Özersay, parti olarak düzenli esnaf ziyaretleri yaptıklarını, kapalı geçen süreçte esnafın kurtarıcısının ülkede kalan öğrenciler olduğunu esnaftan dinlediklerini anlatarak, “Çarşının canlanabilmesi için askerlerin çarşı izinleri yeniden başlaması” gerektiği görüşünü ortaya koydu. Özersay, “Esnaf ‘Askerin çarşı izni konusu tekrar gündeme gelecek mi’ diye soruyor. Tedbir alınarak bu izinler geri verilmeli.
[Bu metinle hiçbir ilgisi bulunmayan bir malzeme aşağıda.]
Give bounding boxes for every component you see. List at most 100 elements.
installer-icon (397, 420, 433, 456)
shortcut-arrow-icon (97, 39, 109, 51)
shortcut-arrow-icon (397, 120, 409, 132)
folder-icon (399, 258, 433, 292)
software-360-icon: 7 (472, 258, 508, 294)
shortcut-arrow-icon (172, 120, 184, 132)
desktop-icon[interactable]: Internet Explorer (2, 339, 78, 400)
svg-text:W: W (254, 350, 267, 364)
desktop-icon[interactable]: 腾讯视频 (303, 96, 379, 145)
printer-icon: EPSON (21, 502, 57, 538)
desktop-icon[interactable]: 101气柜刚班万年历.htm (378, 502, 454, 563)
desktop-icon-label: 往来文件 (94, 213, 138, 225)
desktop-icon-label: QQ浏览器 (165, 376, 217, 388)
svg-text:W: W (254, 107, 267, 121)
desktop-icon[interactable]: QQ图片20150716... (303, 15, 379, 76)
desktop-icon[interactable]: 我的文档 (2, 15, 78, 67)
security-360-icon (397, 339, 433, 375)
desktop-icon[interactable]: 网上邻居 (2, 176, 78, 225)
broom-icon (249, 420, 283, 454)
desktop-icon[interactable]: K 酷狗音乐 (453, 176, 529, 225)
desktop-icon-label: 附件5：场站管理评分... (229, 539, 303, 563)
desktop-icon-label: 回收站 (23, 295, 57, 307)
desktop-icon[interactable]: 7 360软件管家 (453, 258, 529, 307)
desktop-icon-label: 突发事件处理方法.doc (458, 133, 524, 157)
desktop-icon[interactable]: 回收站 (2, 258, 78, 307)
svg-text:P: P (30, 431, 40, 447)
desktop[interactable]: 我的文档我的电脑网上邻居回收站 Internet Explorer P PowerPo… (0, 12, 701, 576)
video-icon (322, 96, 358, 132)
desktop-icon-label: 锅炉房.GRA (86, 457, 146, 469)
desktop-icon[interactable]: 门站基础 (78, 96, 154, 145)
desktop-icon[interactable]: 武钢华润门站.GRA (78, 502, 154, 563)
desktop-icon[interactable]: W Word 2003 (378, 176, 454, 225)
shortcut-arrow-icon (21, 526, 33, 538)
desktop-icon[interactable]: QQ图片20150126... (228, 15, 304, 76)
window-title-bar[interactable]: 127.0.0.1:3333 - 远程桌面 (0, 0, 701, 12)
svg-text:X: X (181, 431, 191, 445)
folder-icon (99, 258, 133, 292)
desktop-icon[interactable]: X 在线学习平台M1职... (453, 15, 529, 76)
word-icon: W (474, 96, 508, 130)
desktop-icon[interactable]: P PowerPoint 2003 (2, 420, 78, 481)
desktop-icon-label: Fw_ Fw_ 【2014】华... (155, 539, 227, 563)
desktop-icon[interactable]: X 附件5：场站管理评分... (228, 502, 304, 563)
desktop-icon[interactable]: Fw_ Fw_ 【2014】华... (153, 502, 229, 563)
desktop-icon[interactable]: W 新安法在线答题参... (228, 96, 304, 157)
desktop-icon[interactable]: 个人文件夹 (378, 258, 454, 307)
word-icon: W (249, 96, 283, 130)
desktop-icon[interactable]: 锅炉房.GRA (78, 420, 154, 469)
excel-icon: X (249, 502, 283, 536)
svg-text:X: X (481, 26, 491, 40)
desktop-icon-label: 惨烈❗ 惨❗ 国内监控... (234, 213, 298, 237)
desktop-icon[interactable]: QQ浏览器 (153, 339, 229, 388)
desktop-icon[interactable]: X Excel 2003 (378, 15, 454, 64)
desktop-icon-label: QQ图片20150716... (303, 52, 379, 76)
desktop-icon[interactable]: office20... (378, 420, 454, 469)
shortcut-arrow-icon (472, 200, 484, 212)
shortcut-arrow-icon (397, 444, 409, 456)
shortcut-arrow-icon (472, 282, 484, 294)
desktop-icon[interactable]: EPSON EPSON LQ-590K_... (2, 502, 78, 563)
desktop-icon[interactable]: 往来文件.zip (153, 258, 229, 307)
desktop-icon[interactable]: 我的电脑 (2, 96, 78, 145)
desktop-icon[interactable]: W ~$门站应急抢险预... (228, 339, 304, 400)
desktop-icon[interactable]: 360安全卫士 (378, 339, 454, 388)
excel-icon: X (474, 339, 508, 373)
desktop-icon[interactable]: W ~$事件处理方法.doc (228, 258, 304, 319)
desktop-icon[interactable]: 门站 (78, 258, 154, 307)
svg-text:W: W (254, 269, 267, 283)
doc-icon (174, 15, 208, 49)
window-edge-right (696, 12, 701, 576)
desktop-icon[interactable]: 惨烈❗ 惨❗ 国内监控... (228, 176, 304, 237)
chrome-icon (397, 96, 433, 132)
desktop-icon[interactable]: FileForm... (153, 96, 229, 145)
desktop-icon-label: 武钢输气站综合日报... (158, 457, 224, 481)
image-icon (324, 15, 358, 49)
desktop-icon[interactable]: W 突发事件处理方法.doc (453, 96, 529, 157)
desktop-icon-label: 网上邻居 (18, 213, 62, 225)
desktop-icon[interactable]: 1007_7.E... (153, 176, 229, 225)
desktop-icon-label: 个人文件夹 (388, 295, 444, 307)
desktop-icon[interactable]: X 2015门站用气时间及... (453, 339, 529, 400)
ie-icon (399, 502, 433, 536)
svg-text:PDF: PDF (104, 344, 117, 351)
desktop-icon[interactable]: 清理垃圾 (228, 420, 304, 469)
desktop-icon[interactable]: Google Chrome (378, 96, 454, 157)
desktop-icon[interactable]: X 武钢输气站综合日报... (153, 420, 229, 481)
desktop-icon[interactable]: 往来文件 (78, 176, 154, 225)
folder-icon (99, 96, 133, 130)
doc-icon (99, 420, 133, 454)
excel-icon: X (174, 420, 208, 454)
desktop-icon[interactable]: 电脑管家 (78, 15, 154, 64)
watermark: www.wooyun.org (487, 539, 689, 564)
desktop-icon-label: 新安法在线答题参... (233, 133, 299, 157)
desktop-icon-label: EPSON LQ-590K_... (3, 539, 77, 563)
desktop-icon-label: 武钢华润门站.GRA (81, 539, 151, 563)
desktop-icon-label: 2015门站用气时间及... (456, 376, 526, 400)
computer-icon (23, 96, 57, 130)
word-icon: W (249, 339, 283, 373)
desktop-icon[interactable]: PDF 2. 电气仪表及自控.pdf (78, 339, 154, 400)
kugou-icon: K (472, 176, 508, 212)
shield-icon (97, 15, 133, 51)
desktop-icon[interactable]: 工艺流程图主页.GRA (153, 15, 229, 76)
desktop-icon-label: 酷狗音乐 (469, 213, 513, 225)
Eğer siz hep kapatma yoluyla hareket ederseniz ekonomi çökecektir” dedi.

“VATANDAŞIN SEÇİM YAPARKEN ‘KRİZ YÖNETEBİLİYOR MU’ DİYE DÜŞÜNMESİ LAZIM”

Kudret Özersay, küresel iklim değişikliğinin sebep olduğu sellerin, orman yangınlarının, denizlerdeki müsilajın, şu anki ve olabilecek diğer pandemilerin “daha iyi bir kriz yönetimini” zorunlu kıldığını belirterek, “Vatandaş seçim yaparken ‘krizleri yönetebiliyor mu’ diye düşünmesi lazım” dedi. Özersay, “Ülkede, soğuk kanlı davranıp hızlı bir karar alıp uygulayan mekanizması olması lazım. Gelecek olan parti yakınlarınızı işe alıyor olabilir ama yönetemediği kriz sevdiklerinizin ölümüne yol açabilir. Bunu unutmamak zorundayız” şeklinde konuştu.

“TATAR, (İMAR PLANI) ÖNÜNE GELMESİNE RAĞMEN İMZALAMAMIŞTIR”

Özersay, Halkın Partisi olarak halkı düşünerek adımlar attıklarını, bunlardan birinin İmar Planı olduğuna işaret ederek, şunları söyledi:

“İmar Planı’nın elbette eksikleri vardı ama belediyeler de Ekonomik Örgütler Platformu da bir çeşit ‘yetmez ama evet’ demişlerdir. Hiçbir planlama olmamasından iyidir demişlerdir. Dönemin Başbakanı Ersin Tatar, önüne gelmesine rağmen imzalamamıştır. UBP o planlamanın yapılmamasına neden oldu. O bölgeden müteahhitler ve İskele Esnaf ve Zanaatkarlar Odası açıklama yapıyor ve ‘Önümüzü göremiyoruz, yürürlükteki mevzuat nedir, nereye doğru gideceğimizi bilemiyoruz’ diyor. Planlamadan kaçınırsak, ülkenin geneline yönelik planlamalar yapıp yürürlüğe koymazsak harika villalarınız olacak ama lağım kokusundan duramayacaksınız. Otelleriniz olacak ama yoğun yağış olduğunda neye uğradığımızı şaşıracağız. Değişen iklim koşullarını da düşünerek yaşanabilecek krizlerle ilgili önlem alarak ilerlemek artık zorunluluk olmuştur.”